Candidates were asked how they would handle the long-standing New York City affordable housing policy of community preference, which reserves 50% of new affordable units in city-subsidized development for residents of the community district home to the development. The policy is in litigation, with plaintiffs arguing that it perpetuates racial segregation. Asked directly about whether they would continue to fight the litigation and keep the community preference policy, and about their approach to housing segregation, most candidates did not take a specific stance on the lawsuit and community preference policy.
Most spoke broadly about addressing housing segregation and fostering integration.
“Instead of having affluent New Yorkers moving into poor communities, we should have those low-income new New Yorkers moving into affluent communities,” said Adams, who explicitly called for upzoning wealthier communities to add housing including mandated affordable housing.
Morales said, “I think we need to increase and expand the availability of real affordable housing units in high-income, white neighborhoods predominantly.”
“Anything that discriminates, anything that continues segregation, I will not support,” said Wiley, though she did not specifically discuss the lawsuit or policy, and did not say what changes she would implement to foster integration.

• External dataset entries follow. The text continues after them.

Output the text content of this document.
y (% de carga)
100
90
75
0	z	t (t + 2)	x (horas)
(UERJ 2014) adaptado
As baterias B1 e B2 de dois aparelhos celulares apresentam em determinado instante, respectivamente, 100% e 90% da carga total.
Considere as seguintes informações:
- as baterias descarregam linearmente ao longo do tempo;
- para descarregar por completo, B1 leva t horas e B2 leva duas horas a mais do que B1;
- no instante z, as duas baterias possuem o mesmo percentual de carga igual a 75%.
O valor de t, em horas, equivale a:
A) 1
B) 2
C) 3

“I think the data clearly shows that it is contributing to segregation and therefore really needs to be fundamentally changed,” said Garcia, and while she took a more definitive stance than most on the community preference policy, she did not say what those changes would involve.
“We have to change it,” said Yang. “I will suggest that if we’re successful in converting these hotels and new affordable housing units, some of these hotels are going to be in very nice areas,” he added, indicating that the hotel conversion plan is as of now his main idea for integrating communities.

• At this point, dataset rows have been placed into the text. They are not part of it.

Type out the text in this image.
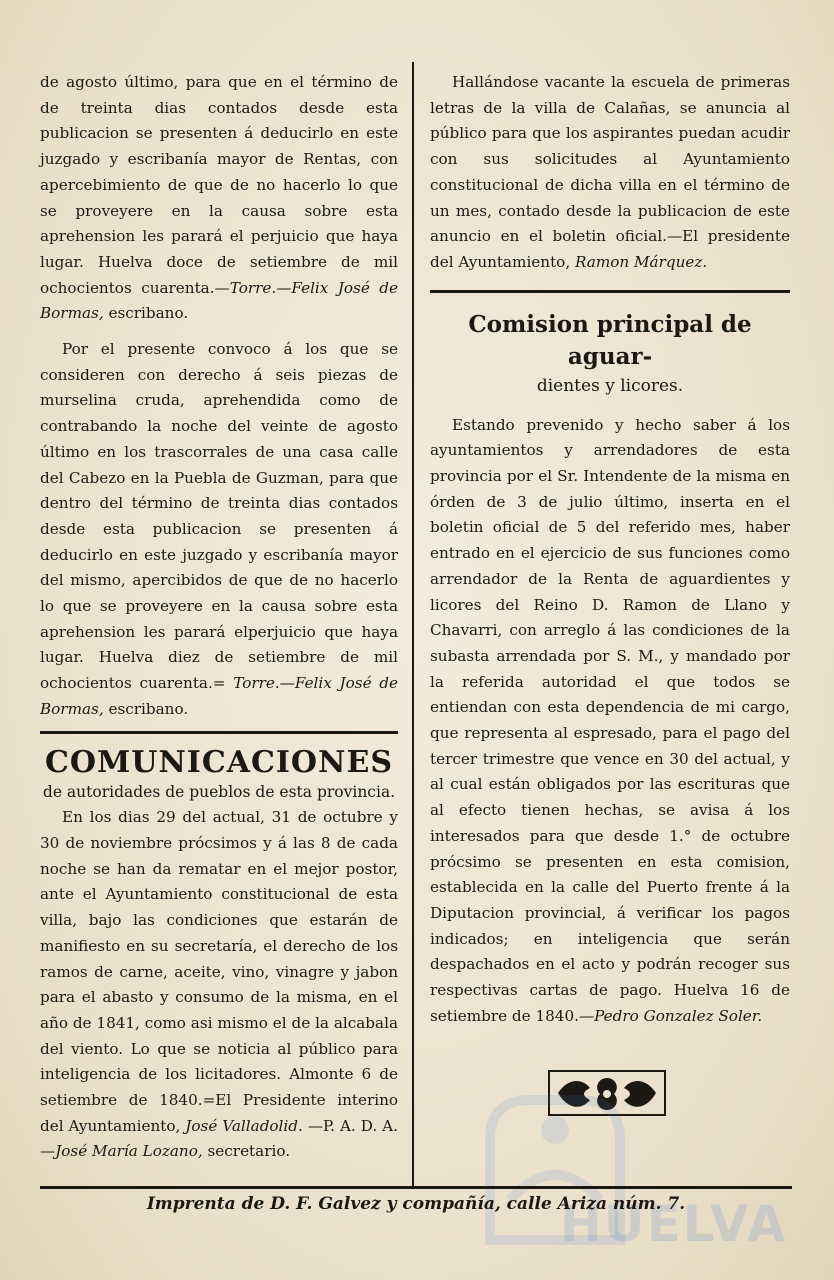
de agosto último, para que en el término de de treinta dias contados desde esta publicacion se presenten á deducirlo en este juzgado y escribanía mayor de Rentas, con apercebimiento de que de no hacerlo lo que se proveyere en la causa sobre esta aprehension les parará el perjuicio que haya lugar. Huelva doce de setiembre de mil ochocientos cuarenta.—Torre.—Felix José de Bormas, escribano.

Por el presente convoco á los que se consideren con derecho á seis piezas de murselina cruda, aprehendida como de contrabando la noche del veinte de agosto último en los trascorrales de una casa calle del Cabezo en la Puebla de Guzman, para que dentro del término de treinta dias contados desde esta publicacion se presenten á deducirlo en este juzgado y escribanía mayor del mismo, apercibidos de que de no hacerlo lo que se proveyere en la causa sobre esta aprehension les parará elperjuicio que haya lugar. Huelva diez de setiembre de mil ochocientos cuarenta.= Torre.—Felix José de Bormas, escribano.

COMUNICACIONES
de autoridades de pueblos de esta provincia.

En los dias 29 del actual, 31 de octubre y 30 de noviembre prócsimos y á las 8 de cada noche se han da rematar en el mejor postor, ante el Ayuntamiento constitucional de esta villa, bajo las condiciones que estarán de manifiesto en su secretaría, el derecho de los ramos de carne, aceite, vino, vinagre y jabon para el abasto y consumo de la misma, en el año de 1841, como asi mismo el de la alcabala del viento. Lo que se noticia al público para inteligencia de los licitadores. Almonte 6 de setiembre de 1840.=El Presidente interino del Ayuntamiento, José Valladolid. —P. A. D. A.—José María Lozano, secretario.

Hallándose vacante la escuela de primeras letras de la villa de Calañas, se anuncia al público para que los aspirantes puedan acudir con sus solicitudes al Ayuntamiento constitucional de dicha villa en el término de un mes, contado desde la publicacion de este anuncio en el boletin oficial.—El presidente del Ayuntamiento, Ramon Márquez.

Comision principal de aguar-
dientes y licores.

Estando prevenido y hecho saber á los ayuntamientos y arrendadores de esta provincia por el Sr. Intendente de la misma en órden de 3 de julio último, inserta en el boletin oficial de 5 del referido mes, haber entrado en el ejercicio de sus funciones como arrendador de la Renta de aguardientes y licores del Reino D. Ramon de Llano y Chavarri, con arreglo á las condiciones de la subasta arrendada por S. M., y mandado por la referida autoridad el que todos se entiendan con esta dependencia de mi cargo, que representa al espresado, para el pago del tercer trimestre que vence en 30 del actual, y al cual están obligados por las escrituras que al efecto tienen hechas, se avisa á los interesados para que desde 1.° de octubre prócsimo se presenten en esta comision, establecida en la calle del Puerto frente á la Diputacion provincial, á verificar los pagos indicados; en inteligencia que serán despachados en el acto y podrán recoger sus respectivas cartas de pago. Huelva 16 de setiembre de 1840.—Pedro Gonzalez Soler.

HUELVA
Imprenta de D. F. Galvez y compañía, calle Ariza núm. 7.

Stringer called the community preference plan a byproduct of “building out of a segregated city for far too long,” which he added was “wrong.” Stringer then reiterated his policy plan to set aside 25% of any new development’s units for low-income housing.

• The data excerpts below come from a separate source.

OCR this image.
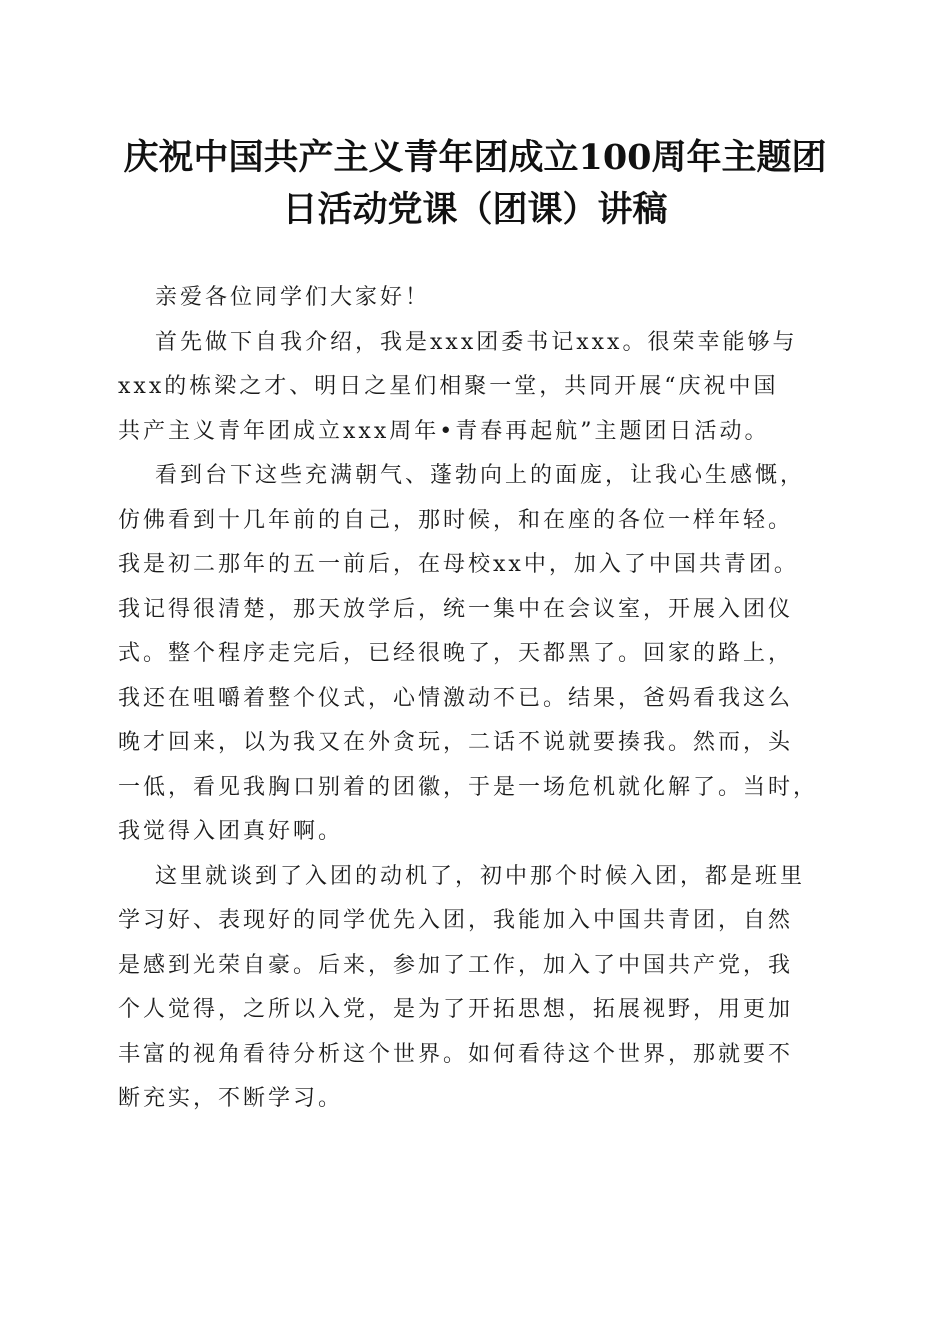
庆祝中国共产主义青年团成立100周年主题团
日活动党课（团课）讲稿
亲爱各位同学们大家好！
首先做下自我介绍，我是xxx团委书记xxx。很荣幸能够与
xxx的栋梁之才、明日之星们相聚一堂，共同开展“庆祝中国
共产主义青年团成立xxx周年•青春再起航”主题团日活动。
看到台下这些充满朝气、蓬勃向上的面庞，让我心生感慨，
仿佛看到十几年前的自己，那时候，和在座的各位一样年轻。
我是初二那年的五一前后，在母校xx中，加入了中国共青团。
我记得很清楚，那天放学后，统一集中在会议室，开展入团仪
式。整个程序走完后，已经很晚了，天都黑了。回家的路上，
我还在咀嚼着整个仪式，心情激动不已。结果，爸妈看我这么
晚才回来，以为我又在外贪玩，二话不说就要揍我。然而，头
一低，看见我胸口别着的团徽，于是一场危机就化解了。当时，
我觉得入团真好啊。
这里就谈到了入团的动机了，初中那个时候入团，都是班里
学习好、表现好的同学优先入团，我能加入中国共青团，自然
是感到光荣自豪。后来，参加了工作，加入了中国共产党，我
个人觉得，之所以入党，是为了开拓思想，拓展视野，用更加
丰富的视角看待分析这个世界。如何看待这个世界，那就要不
断充实，不断学习。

“We know that a pathway to really attacking the racial wealth gap and inequality in our city is homeownership,” said Donovan, who then highlighted his “equity bonds proposal that would give every child in the city $1,000 and up to $2,000 a year by the time they graduate.”
McGuire honed in on the historic roots of the problem, connecting the desegregation of housing in the city to the 1954 Brown v. Board of Education decision to desegregate schools. “We need to do whatever we can at once to address segregation,” McGuire said.